In all those years, in all that dangerous work, my boyfriend, Mr. Safety, never sustained a work-related injury.

A few years ago, he took a promotion that moved him to a cushy office with privacy and a chair and a computer.

At construction sites and car shops, you always see those signs that say, “It has been ___ days since our last on-site injury.”

Now, after several years of freedom from bone-crushing, eye-gouging or flesh-ripping on-site injuries, now, he has RSI.

From sitting. In a chair. At a desk. All day.

The kicker is that a team of expert doctors can’t even tell him what caused it, or how to make it stop. Because of the pain he has a hard time playing the guitar and ukulele, and sometimes it even hurts his wrists to drive his car.

The good thing, I guess, is that his work has provided him with all kinds of fancy technology to help ease the pain.

Last night, he was installing this seeing eye device on his laptop which basically acts as a mouse, using a laser beam to read a sensor stuck to his face. When he moves his face, and therefore the sensor, it moves the cursor just like a mouse would.

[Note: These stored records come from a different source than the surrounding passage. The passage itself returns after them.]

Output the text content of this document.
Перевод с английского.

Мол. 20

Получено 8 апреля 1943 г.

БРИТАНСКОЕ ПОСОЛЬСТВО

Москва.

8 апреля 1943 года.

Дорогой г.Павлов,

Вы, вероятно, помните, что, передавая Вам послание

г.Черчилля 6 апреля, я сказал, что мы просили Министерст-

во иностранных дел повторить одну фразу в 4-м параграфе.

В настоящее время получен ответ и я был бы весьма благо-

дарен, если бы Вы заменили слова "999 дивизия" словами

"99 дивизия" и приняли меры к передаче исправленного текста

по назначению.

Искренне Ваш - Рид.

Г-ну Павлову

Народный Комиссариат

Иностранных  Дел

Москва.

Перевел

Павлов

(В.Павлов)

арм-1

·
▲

But my favorite thing is his voice recognition software.

At least once a week we go jogging with this crazy group of runners that go by nicknames unfit to print in this venue. A few days ago, C was writing an e-mail to some of these friends of ours. It entertains me to no end to hear him dictate to his computer.

“Eargasm jumped right into the bayou, and found himself standing in mud up to his knees,” he says.

“Select ‘orgasm.’ Spell that. E-A-R-G-A-S-M.”

“Select ‘by you.’ Change that to ‘bayou.’”

“Select ‘sneeze.’ Change that to ‘his knees.’”

It takes him about five minutes to dictate a single sentence. In the meantime, I’m cackling like a mad woman, enjoying both the goofiness of a grown man saying such obscenities to an inanimate object and the utter frustration I feel emanating from his general person.

“You’d be surprised at the words I’ve taught this thing,” he says.